战争爆发后旧式冷兵器就已经不再投入使用,但是沈星回保留了这柄剑。每天早上,他都会将它完全拔出鞘,然后按照固定的顺序,用一块干净的布擦拭剑鞘,剑柄,剑刃,还有一颗老旧的星星剑穗,如同亲吻一位爱人,从嘴唇到肩膀。
一年前,你们第一次上床,甚至来不及喘息,一边交换着湿答答的吻,一边深入彼此的身体,像是一团火烧到另一团火,第二天早上你被生物钟催醒,浑身酸痛,看到沈星回不知道什么时候醒了,正在擦那柄剑,剑穗随着动作在晃。
你问他,那是什么。
“一个礼物,我喜欢的人送的。”沈星回回答。
这几年战祸四起,在这样相激相荡的年代,你想或许每个人都有些不愿提起的往事,但你还是忍不住酸溜溜地发出意味深长声音,“哦,喜欢的人。”
“只不过后来再见的时候,她不仅认不出我,还问我这个剑穗是什么。”他的声音很轻,不见悲情,只是笑着看向你,
你抱着被子笑得肩膀发抖,沈星回说,“挺好笑吧,其实我也觉得好笑。”
你问,“后来呢?”
“没有后来。”
“不可能,”你说,“所有故事都有后来。”
“有些故事没有。”
他把重新入鞘的剑放回墙边,然后俯身吻上你。你睁着眼睛还想要说些什么,但很快,你放弃了。
“你为什么不把它送到军部那边?”洗漱完,你重新靠回床头。“保养这种老古董的经验他们比谁都多。”
“你让我想起来小时候玩过一个网游,”你说,“NPC告诉我,对待武器要像对待自己的爱人一样。”
“铁匠林纳斯。他杀了他最好的朋友。”沈星回接话。
你抬起头,“你从来没告诉我你也玩过这个游戏。”
“因为你从来没问过。”他耸耸肩,“我玩的是骑士。”
“骑士?我还以为你会选剑士。”你点评。
“嗯?为什么会这么认为?”沈星回问。
你顿了顿,不情愿似地抬了抬下巴,冲着靠在墙边的那柄剑,星星剑穗垂在暖炉边。
沈星回愣住几秒,冲你露出一个微笑,“我其实不算很喜欢练剑,只不过这是我小时候唯一能做的出格的事。”

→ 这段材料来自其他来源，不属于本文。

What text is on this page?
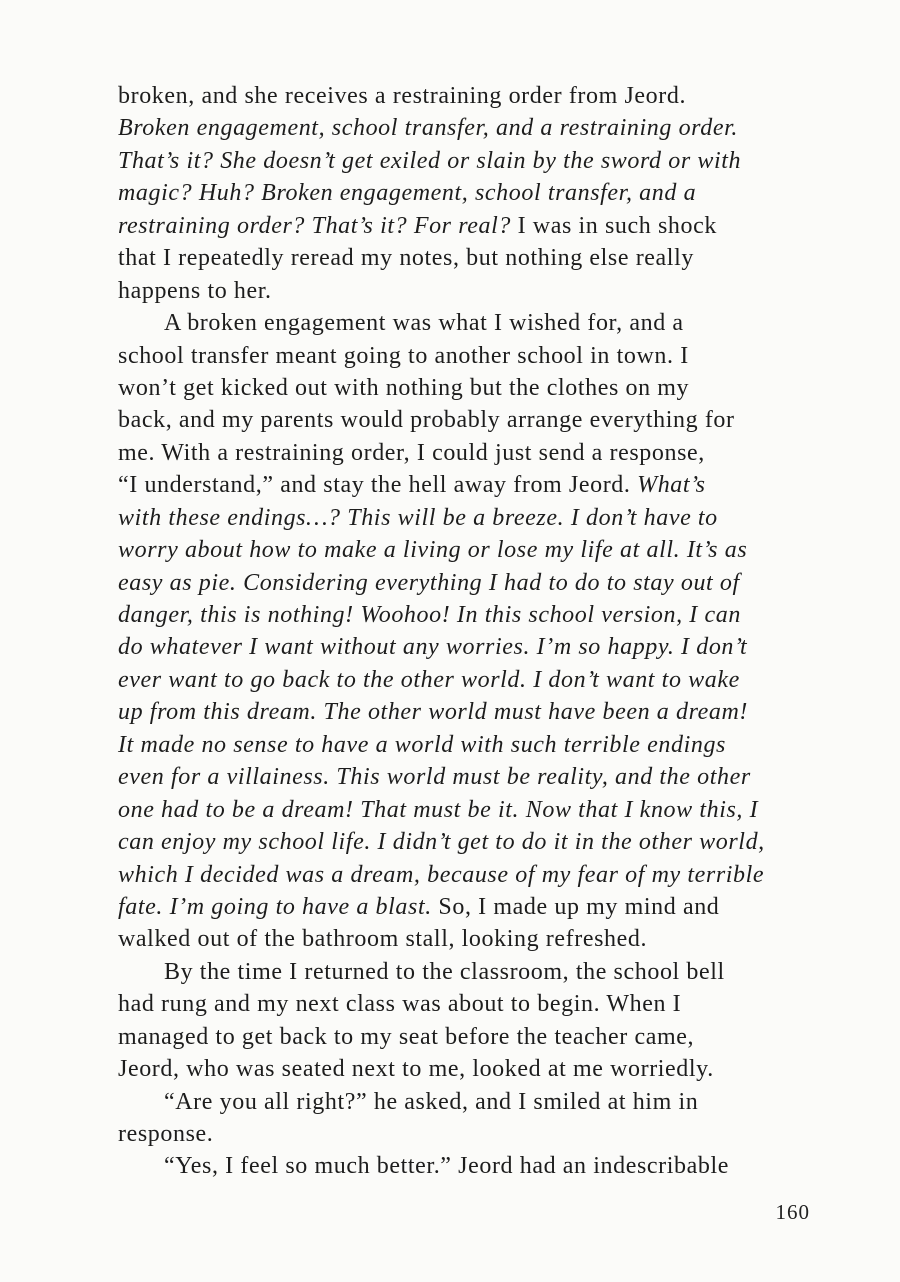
broken, and she receives a restraining order from Jeord.
Broken engagement, school transfer, and a restraining order.
That’s it? She doesn’t get exiled or slain by the sword or with
magic? Huh? Broken engagement, school transfer, and a
restraining order? That’s it? For real? I was in such shock
that I repeatedly reread my notes, but nothing else really
happens to her.
A broken engagement was what I wished for, and a
school transfer meant going to another school in town. I
won’t get kicked out with nothing but the clothes on my
back, and my parents would probably arrange everything for
me. With a restraining order, I could just send a response,
“I understand,” and stay the hell away from Jeord. What’s
with these endings…? This will be a breeze. I don’t have to
worry about how to make a living or lose my life at all. It’s as
easy as pie. Considering everything I had to do to stay out of
danger, this is nothing! Woohoo! In this school version, I can
do whatever I want without any worries. I’m so happy. I don’t
ever want to go back to the other world. I don’t want to wake
up from this dream. The other world must have been a dream!
It made no sense to have a world with such terrible endings
even for a villainess. This world must be reality, and the other
one had to be a dream! That must be it. Now that I know this, I
can enjoy my school life. I didn’t get to do it in the other world,
which I decided was a dream, because of my fear of my terrible
fate. I’m going to have a blast. So, I made up my mind and
walked out of the bathroom stall, looking refreshed.
By the time I returned to the classroom, the school bell
had rung and my next class was about to begin. When I
managed to get back to my seat before the teacher came,
Jeord, who was seated next to me, looked at me worriedly.
“Are you all right?” he asked, and I smiled at him in
response.
“Yes, I feel so much better.” Jeord had an indescribable
160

你回看向他透蓝的眼睛,把话头又绕了回去,“所以你握着十字架的时候,也会觉得你在握着你的爱人?”
“随便你怎么笑话,”沈星回走回床边,“反正整个服务器你也找不到比我更好的骑士。”
他还没来得及继续开口,眼前瞬间就已经天地旋转,被一股力拽回床上。你勾住沈星回的腰,把他狠狠按进床垫里,坐在他的腰腹上,坦坦荡荡。

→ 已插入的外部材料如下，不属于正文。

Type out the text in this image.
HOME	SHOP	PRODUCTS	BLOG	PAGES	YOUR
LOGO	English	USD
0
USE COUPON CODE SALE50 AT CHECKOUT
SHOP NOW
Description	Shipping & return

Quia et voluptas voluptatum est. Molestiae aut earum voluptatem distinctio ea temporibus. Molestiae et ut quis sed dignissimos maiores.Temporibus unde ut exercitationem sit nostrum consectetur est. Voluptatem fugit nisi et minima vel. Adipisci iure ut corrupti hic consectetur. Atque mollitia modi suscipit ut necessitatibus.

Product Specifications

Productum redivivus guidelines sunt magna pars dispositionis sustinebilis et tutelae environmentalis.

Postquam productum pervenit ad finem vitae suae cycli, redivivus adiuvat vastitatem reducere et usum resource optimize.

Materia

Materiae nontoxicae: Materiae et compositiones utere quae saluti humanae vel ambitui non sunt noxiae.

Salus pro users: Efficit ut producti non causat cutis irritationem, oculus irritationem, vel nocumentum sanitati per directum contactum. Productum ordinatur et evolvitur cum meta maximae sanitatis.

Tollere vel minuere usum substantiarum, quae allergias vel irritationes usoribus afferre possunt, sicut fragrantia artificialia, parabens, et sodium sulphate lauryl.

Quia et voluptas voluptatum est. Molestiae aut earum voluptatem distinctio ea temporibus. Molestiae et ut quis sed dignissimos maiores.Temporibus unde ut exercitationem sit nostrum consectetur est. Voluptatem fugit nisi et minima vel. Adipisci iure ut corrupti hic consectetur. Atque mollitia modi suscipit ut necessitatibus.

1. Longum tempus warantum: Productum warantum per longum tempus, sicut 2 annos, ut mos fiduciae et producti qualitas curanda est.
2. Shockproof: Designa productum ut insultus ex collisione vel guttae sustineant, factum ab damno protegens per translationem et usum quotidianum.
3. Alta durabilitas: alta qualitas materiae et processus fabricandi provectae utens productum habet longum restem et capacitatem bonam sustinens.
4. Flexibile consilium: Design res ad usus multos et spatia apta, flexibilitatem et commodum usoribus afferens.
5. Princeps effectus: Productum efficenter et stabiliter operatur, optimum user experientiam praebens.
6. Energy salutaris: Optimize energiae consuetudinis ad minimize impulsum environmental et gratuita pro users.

“小心点儿。”沈星回抬起右边手臂,从喉咙深处发出一声喘息。
“如果你是我的武器,”你置若罔闻,含住他的耳垂,温热的呼吸喷洒在他的脖颈,“你知道我会怎么对你吗?”
高潮到来时你好像有过片刻的失神。再睁开眼,唱片已经播完。
沈星回侧躺着看你,眼神温柔莫名。
“我刚才睡着了。”你说。
“谢谢你不是在做到一半的时候睡着的。”沈星回用指腹轻蹭你的嘴唇。
“你的手怎么了?”
“什么手?”沈星回下意识问,又瞬间清醒过来,“噢,”他仰头看着天花板,“上次任务受了点儿伤。”
“我去给你弄杯酒。”半晌,你说。
天花板横梁上挂着一丛槲寄生。
沈星回知道它叫槲寄生是因为战争开始的前一年,他正在学习植物学,他的专业课老师是一位有着鹿一样的眼睛的中年女性。
她讲各种植物的形态和分布,讲到蒲公英的那节课,她带了整整一手提包的蒲公英。没有人知道她是怎么把它们完好无损地带进教室,但最后,它们没能被完好无损地带出去,那天沈星回围着一条绿色的围巾,下课后,他的围巾上全都是蒲公英的毛。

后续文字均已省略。